Morning Rebecca - (not trying to argue either)

. Yes, my providers are aware of the decision tree for "new vs est"... and yes, they clearly understand that once services are provided to a patient by them, or another provider of the same specialty/group, then that patient is no longer considered "new" UNLESS they haven't been seen within 3 years.
Actually "THIS" is what I was taught in school... by my instructors.

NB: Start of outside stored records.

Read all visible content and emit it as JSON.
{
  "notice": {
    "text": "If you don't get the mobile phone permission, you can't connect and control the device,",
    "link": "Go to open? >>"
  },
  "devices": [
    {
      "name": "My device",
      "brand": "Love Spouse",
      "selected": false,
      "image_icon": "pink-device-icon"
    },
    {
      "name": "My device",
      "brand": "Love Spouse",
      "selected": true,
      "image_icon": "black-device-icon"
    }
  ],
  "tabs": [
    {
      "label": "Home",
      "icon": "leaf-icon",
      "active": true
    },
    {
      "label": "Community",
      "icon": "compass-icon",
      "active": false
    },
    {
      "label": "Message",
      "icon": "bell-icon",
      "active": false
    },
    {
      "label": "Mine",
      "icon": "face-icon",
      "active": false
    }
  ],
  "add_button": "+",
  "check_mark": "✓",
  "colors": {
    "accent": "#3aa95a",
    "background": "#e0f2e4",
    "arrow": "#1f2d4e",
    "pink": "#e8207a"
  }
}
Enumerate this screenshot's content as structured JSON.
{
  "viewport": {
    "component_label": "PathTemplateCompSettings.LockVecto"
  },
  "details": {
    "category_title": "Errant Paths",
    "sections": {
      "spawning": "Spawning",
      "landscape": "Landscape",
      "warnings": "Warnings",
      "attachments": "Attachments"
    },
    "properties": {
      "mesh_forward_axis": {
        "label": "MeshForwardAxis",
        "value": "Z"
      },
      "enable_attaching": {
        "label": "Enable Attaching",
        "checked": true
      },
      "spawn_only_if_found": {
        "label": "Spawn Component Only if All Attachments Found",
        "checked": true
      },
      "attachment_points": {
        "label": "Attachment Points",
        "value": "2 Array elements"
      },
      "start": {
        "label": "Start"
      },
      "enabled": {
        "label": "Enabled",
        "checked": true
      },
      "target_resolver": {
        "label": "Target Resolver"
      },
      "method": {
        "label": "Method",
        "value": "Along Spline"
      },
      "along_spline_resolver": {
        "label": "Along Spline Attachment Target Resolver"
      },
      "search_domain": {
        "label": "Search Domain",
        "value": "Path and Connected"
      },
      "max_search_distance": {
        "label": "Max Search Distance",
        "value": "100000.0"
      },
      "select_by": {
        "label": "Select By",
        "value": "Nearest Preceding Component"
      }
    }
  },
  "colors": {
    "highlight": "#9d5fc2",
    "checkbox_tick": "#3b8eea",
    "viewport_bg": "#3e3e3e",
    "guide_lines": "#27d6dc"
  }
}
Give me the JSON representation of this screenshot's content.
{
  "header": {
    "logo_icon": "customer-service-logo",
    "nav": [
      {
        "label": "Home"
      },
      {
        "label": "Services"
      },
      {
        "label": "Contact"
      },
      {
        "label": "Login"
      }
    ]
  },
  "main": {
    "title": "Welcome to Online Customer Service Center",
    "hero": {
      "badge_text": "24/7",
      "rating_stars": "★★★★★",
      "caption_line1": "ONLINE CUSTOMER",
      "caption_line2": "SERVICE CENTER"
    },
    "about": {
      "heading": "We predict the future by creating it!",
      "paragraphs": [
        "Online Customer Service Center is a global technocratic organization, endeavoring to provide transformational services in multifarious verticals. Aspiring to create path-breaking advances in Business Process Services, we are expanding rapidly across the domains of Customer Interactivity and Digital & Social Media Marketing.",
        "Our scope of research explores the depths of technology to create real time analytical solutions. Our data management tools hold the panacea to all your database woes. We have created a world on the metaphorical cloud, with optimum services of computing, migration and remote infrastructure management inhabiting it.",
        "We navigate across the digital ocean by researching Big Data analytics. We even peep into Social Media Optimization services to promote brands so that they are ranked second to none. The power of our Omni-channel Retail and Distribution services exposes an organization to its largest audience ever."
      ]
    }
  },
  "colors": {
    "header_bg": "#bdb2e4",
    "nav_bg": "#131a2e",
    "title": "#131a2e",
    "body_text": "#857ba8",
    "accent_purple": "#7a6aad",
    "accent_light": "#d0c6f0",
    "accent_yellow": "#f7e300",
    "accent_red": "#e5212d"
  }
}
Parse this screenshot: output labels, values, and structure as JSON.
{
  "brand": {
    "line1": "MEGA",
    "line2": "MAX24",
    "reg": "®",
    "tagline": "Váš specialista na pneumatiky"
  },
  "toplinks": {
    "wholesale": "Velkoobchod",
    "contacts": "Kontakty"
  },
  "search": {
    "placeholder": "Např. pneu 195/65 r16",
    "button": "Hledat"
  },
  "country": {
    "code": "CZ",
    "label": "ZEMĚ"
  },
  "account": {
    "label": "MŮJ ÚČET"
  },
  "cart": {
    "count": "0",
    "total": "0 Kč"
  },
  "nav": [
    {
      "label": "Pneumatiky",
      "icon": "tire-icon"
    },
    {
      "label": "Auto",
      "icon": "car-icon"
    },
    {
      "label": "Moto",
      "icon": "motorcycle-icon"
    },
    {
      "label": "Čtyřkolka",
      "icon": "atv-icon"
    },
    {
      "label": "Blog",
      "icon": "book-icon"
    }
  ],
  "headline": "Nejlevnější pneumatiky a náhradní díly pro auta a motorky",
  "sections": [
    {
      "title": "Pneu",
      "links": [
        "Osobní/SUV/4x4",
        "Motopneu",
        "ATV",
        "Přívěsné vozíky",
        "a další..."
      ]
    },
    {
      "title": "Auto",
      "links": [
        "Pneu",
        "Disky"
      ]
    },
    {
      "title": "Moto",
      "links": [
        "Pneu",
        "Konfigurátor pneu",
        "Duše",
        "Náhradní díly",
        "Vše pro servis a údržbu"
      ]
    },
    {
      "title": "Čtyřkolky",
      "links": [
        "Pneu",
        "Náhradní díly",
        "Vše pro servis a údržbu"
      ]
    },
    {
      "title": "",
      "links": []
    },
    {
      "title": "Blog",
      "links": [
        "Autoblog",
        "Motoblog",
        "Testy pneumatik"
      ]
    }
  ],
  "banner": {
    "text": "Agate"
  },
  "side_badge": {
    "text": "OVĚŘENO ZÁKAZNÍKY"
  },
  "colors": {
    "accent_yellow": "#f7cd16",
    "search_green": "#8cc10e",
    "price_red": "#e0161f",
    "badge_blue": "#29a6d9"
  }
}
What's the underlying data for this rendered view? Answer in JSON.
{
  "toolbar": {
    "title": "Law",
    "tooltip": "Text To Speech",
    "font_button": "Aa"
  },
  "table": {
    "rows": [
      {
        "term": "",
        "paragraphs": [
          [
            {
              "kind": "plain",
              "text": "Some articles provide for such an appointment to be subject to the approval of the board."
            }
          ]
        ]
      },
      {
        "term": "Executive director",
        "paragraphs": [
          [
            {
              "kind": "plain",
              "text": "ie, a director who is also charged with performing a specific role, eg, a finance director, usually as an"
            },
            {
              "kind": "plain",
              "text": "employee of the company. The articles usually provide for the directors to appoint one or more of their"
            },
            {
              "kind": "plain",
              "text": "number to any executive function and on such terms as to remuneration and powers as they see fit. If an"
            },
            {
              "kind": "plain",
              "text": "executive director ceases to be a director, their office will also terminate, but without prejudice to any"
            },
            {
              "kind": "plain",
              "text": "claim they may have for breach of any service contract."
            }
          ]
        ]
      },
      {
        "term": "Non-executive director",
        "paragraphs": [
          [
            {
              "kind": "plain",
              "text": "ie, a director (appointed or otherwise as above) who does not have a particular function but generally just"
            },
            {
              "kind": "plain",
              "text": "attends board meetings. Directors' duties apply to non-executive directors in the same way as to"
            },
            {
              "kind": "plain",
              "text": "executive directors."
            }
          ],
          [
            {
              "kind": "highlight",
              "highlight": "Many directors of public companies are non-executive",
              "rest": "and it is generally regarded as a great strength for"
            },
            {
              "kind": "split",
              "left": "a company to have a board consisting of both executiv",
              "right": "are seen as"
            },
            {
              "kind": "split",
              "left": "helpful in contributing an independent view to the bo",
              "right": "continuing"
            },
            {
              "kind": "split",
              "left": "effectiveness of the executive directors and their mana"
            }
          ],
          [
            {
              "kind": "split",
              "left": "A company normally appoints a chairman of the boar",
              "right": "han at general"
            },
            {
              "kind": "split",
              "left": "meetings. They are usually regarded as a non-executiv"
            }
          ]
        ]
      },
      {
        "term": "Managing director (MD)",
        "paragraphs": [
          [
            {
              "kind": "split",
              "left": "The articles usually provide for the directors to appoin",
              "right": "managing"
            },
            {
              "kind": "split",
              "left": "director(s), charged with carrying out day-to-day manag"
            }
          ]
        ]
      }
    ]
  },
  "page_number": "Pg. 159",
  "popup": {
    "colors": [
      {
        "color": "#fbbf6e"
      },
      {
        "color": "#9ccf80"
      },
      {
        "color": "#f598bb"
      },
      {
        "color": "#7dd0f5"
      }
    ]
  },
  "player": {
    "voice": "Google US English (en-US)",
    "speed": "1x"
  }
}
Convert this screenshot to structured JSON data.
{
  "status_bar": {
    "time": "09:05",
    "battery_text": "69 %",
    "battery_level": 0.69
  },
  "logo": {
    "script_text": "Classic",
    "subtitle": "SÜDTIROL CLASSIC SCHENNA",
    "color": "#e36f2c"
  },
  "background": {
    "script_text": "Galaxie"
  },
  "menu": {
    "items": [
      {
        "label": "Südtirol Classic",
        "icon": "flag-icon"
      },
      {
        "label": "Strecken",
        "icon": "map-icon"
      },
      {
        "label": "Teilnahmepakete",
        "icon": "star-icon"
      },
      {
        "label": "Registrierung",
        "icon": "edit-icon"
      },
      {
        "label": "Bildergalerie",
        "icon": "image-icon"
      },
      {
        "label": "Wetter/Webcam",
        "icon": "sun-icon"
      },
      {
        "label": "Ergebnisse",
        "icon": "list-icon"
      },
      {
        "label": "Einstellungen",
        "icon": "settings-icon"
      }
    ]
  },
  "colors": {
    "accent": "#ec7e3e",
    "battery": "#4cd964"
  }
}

regarding page 29 of the CPT book - (and I think we may have discussed this point before as well)... it says "if the problem/abnormality is signifcant enough to require additional work to perform the key compoentnes of a problem -oriented E/M service, then the
appropriate Office/Outpatient code 99201-99215 also be reported. Modifier 25 should be added to the Office/Outpatient code"
it says "appropriate" ..it doesn't say "NEW"...doesn't say "EST"..it says appropriate..
the way I was taught, and the way I see it - if you use what's on page 29 and page 2 - the appropriate code would be an est E/M with a .25 modifier
anyway... I think it's clear by our posts that we all feel pretty strongly in our opinions ...I just wanted to post that yes, my providers know the new/est rules and how it's coded out when on the rare occasions they have a new preventive and an "above/beyond" E/M which is considered est.
NEW INFO.........
however - ! I put a question in to a contact I have (very smart person, I knew she'd point me to a source stating clearly, one way or the other) and she did, to the CPC Assistant October 2006, Volume 15, Issue 10, Page 15 - in where it states the following: (and this is just an excerpt)
Therefore, if preventive medicine services and an office or other outpatient service are each provided during the same patient encounter, then it is appropriate to report both E/M services as new patient codes (i.e., 99381-99387 and 99201-99205, as appropriate), provided the patient meets the requirements of a new patient based upon the previously noted guidelines.
goes on to say....
If, however, the acute visit (i.e., office or other outpatient service, 99201-99215) is performed on a date subsequent to the new patient preventive medicine service and within 3 years, then it would be appropriate to report the established office or other outpatient visit code (i.e., 99211-99215, as appropriate).
so there it is, in black and white (not grey).
I stand corrected!
Rebecca THANKS for continuing to post your view! I respect your opinion very much, and that's why I started researching my own understanding of the discussion/debate a bit more.. I'm glad I did! as I said in another post...I'm always learning something new OR being reminded of things I may have forgotten! THANKS AGAIN!!